This harsh race for the Democratic nomination has boiled well beyond the melting point of igneous rock, and today's meltdown - by the erstwhile king of the netroots bloggers, no less - is no cooler. Indeed, the intemperate screed launched by Markos Moulitsas, founder of the DailyKos, singed every Democrat who read it and had to give those of us who battle it out online a reason to pause (or in one case, to purr at a pat on the head). Put on your asbestos suits and read what Kos said about the campaign of Senator Hillary Clinton:
She is willing -- nay, eager to split the party apart in her mad pursuit of power.
This sad embarassment has me eager, nay, desperate for another path. I'm sick of fighting nasty Democrats 'round here. Besides, it's St. Patrick's Day and as MA Peel reminds me, "something in the Celtic soul that has a natural affinity for the complex and the poetic."

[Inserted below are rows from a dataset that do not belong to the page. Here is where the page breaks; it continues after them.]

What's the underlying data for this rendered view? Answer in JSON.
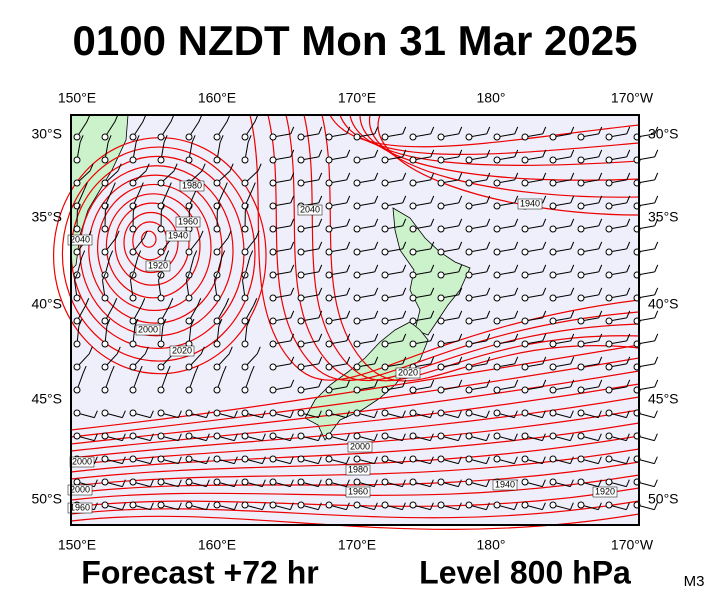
{
  "header": {
    "title": "0100 NZDT Mon 31 Mar 2025"
  },
  "axes": {
    "lon_labels": [
      "150°E",
      "160°E",
      "170°E",
      "180°",
      "170°W"
    ],
    "lat_labels": [
      "30°S",
      "35°S",
      "40°S",
      "45°S",
      "50°S"
    ]
  },
  "contour_labels": [
    "1980",
    "1960",
    "1940",
    "1920",
    "2000",
    "2020",
    "2040",
    "1940",
    "2040",
    "2020",
    "2000",
    "1980",
    "2000",
    "1960",
    "1940",
    "1920",
    "2000",
    "1960"
  ],
  "footer": {
    "forecast": "Forecast +72 hr",
    "level": "Level 800 hPa",
    "model": "M3"
  }
}
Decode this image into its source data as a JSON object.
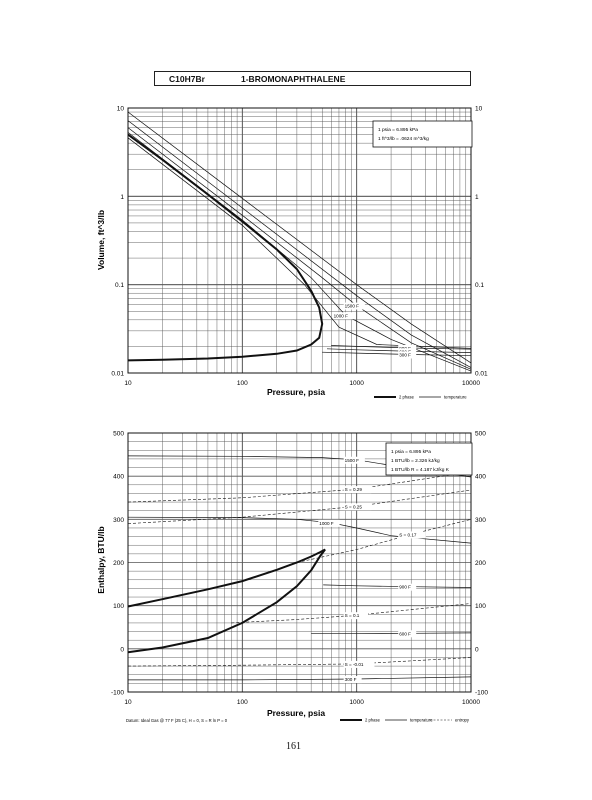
{
  "header": {
    "formula": "C10H7Br",
    "compound": "1-BROMONAPHTHALENE"
  },
  "page_number": "161",
  "chart_data": [
    {
      "type": "line",
      "title": "",
      "xlabel": "Pressure,  psia",
      "ylabel": "Volume, ft^3/lb",
      "xscale": "log",
      "yscale": "log",
      "xlim": [
        10,
        10000
      ],
      "ylim": [
        0.01,
        10
      ],
      "x_ticks": [
        "10",
        "100",
        "1000",
        "10000"
      ],
      "y_ticks": [
        "0.01",
        "0.1",
        "1",
        "10"
      ],
      "y_ticks_right": [
        "0.01",
        "0.1",
        "1",
        "10"
      ],
      "grid": true,
      "notes": [
        "1 psia = 6.895 kPa",
        "1 ft^3/lb = .0624 m^3/kg"
      ],
      "legend": [
        {
          "label": "2 phase",
          "style": "thick"
        },
        {
          "label": "temperature",
          "style": "thin"
        }
      ],
      "series": [
        {
          "kind": "2 phase",
          "x": [
            10,
            20,
            50,
            100,
            200,
            300,
            400,
            470,
            500,
            470,
            400,
            300,
            200,
            100,
            50,
            20,
            10
          ],
          "y": [
            5.0,
            2.6,
            1.05,
            0.52,
            0.25,
            0.15,
            0.085,
            0.055,
            0.036,
            0.025,
            0.021,
            0.018,
            0.0165,
            0.0153,
            0.0146,
            0.0141,
            0.0139
          ]
        },
        {
          "kind": "temperature",
          "x": [
            10,
            100,
            1000,
            3000,
            10000
          ],
          "y": [
            9.0,
            0.95,
            0.1,
            0.036,
            0.013
          ],
          "label": ""
        },
        {
          "kind": "temperature",
          "x": [
            10,
            100,
            1000,
            3000,
            10000
          ],
          "y": [
            7.2,
            0.74,
            0.075,
            0.027,
            0.0115
          ],
          "label": ""
        },
        {
          "kind": "temperature",
          "x": [
            10,
            100,
            500,
            1000,
            3000,
            10000
          ],
          "y": [
            6.0,
            0.61,
            0.12,
            0.058,
            0.022,
            0.011
          ],
          "label": "1500 F"
        },
        {
          "kind": "temperature",
          "x": [
            10,
            100,
            400,
            800,
            2000,
            10000
          ],
          "y": [
            5.3,
            0.54,
            0.12,
            0.045,
            0.024,
            0.0105
          ],
          "label": "1000 F"
        },
        {
          "kind": "temperature",
          "x": [
            10,
            100,
            350,
            700,
            1500,
            10000
          ],
          "y": [
            4.6,
            0.47,
            0.1,
            0.033,
            0.021,
            0.019
          ],
          "label": ""
        },
        {
          "kind": "temperature",
          "x": [
            600,
            1000,
            3000,
            10000
          ],
          "y": [
            0.0205,
            0.02,
            0.0192,
            0.0186
          ],
          "label": "900 F"
        },
        {
          "kind": "temperature",
          "x": [
            550,
            1000,
            3000,
            10000
          ],
          "y": [
            0.0188,
            0.0183,
            0.0176,
            0.017
          ],
          "label": "600 F"
        },
        {
          "kind": "temperature",
          "x": [
            500,
            1000,
            3000,
            10000
          ],
          "y": [
            0.0172,
            0.0168,
            0.0162,
            0.0157
          ],
          "label": "300 F"
        }
      ]
    },
    {
      "type": "line",
      "title": "",
      "xlabel": "Pressure,  psia",
      "ylabel": "Enthalpy, BTU/lb",
      "xscale": "log",
      "yscale": "linear",
      "xlim": [
        10,
        10000
      ],
      "ylim": [
        -100,
        500
      ],
      "x_ticks": [
        "10",
        "100",
        "1000",
        "10000"
      ],
      "y_ticks": [
        "-100",
        "0",
        "100",
        "200",
        "300",
        "400",
        "500"
      ],
      "y_ticks_right": [
        "-100",
        "0",
        "100",
        "200",
        "300",
        "400",
        "500"
      ],
      "grid": true,
      "notes": [
        "1 psia = 6.895 kPa",
        "1 BTU/lb = 2.326 kJ/kg",
        "1 BTU/lb R = 4.187 kJ/kg K"
      ],
      "footnote": "Datum: Ideal Gas @ 77 F (25 C),  H = 0,  S = R ln P = 0",
      "legend": [
        {
          "label": "2 phase",
          "style": "thick"
        },
        {
          "label": "temperature",
          "style": "thin"
        },
        {
          "label": "entropy",
          "style": "dashed"
        }
      ],
      "series": [
        {
          "kind": "2 phase",
          "x": [
            10,
            20,
            50,
            100,
            200,
            300,
            400,
            480,
            530,
            480,
            400,
            300,
            200,
            100,
            50,
            20,
            10
          ],
          "y": [
            98,
            115,
            138,
            157,
            183,
            200,
            214,
            224,
            230,
            215,
            182,
            145,
            108,
            60,
            25,
            3,
            -8
          ]
        },
        {
          "kind": "temperature",
          "x": [
            10,
            100,
            500,
            1000,
            2000,
            10000
          ],
          "y": [
            447,
            446,
            443,
            438,
            425,
            398
          ],
          "label": "1500 F"
        },
        {
          "kind": "temperature",
          "x": [
            10,
            100,
            300,
            600,
            1000,
            2000,
            10000
          ],
          "y": [
            305,
            304,
            300,
            292,
            280,
            262,
            245
          ],
          "label": "1000 F"
        },
        {
          "kind": "temperature",
          "x": [
            510,
            1000,
            3000,
            10000
          ],
          "y": [
            148,
            146,
            144,
            142
          ],
          "label": "900 F"
        },
        {
          "kind": "temperature",
          "x": [
            400,
            1000,
            3000,
            10000
          ],
          "y": [
            35,
            35,
            36,
            37
          ],
          "label": "600 F"
        },
        {
          "kind": "temperature",
          "x": [
            10,
            100,
            1000,
            10000
          ],
          "y": [
            -72,
            -72,
            -70,
            -65
          ],
          "label": "300 F"
        },
        {
          "kind": "entropy",
          "x": [
            10,
            100,
            1000,
            10000
          ],
          "y": [
            340,
            350,
            370,
            410
          ],
          "label": "S = 0.29"
        },
        {
          "kind": "entropy",
          "x": [
            10,
            100,
            1000,
            10000
          ],
          "y": [
            290,
            305,
            330,
            368
          ],
          "label": "S = 0.25"
        },
        {
          "kind": "entropy",
          "x": [
            300,
            1000,
            3000,
            10000
          ],
          "y": [
            200,
            230,
            265,
            300
          ],
          "label": "S = 0.17"
        },
        {
          "kind": "entropy",
          "x": [
            80,
            300,
            1000,
            10000
          ],
          "y": [
            60,
            68,
            78,
            105
          ],
          "label": "S = 0.1"
        },
        {
          "kind": "entropy",
          "x": [
            10,
            100,
            1000,
            10000
          ],
          "y": [
            -40,
            -38,
            -35,
            -20
          ],
          "label": "S = -0.01"
        }
      ]
    }
  ]
}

So we need a third way, and I don't mean Al Gore at the convention (though, for the first time I might welcome a compromise candidate in this mess) - I'm talking culture. The fab Ms. Peel, good Irish lass that she is, has a great up over at newcritics titled Irish Altered States. She plumbs the film Kings from Tom Collins, and the play The Seafarer, by Conor McPherson. Here's a taste, but head over and leave your thoughts:
Can all these Irish souls be in such constant pain that they need to
be continously anesthetized? I don’t know if that’s how McPherson and
Collins see it. Some of the characters dance around stereotypes, but
then become more dimensional. As for the cosmic root of the
drinking–the centuries of oppression idea is not so far-fetched. It’s
certainly part of what created the Irish epithet: “their wars are happy
and all their songs are sad.”
To someone on the outside, it’s hard not to see an underlying
sadness in these daily lives, yet you admire them for getting on with
it all, as best they can.
To those on the outside of this political blogging whirl, those of us engaged in the warfare of words must also feel some of that underlying sadness - the Irish of it. I do. Hence, the salve of skippy - the moral equivalent of a pint of Guinness on this fine evening.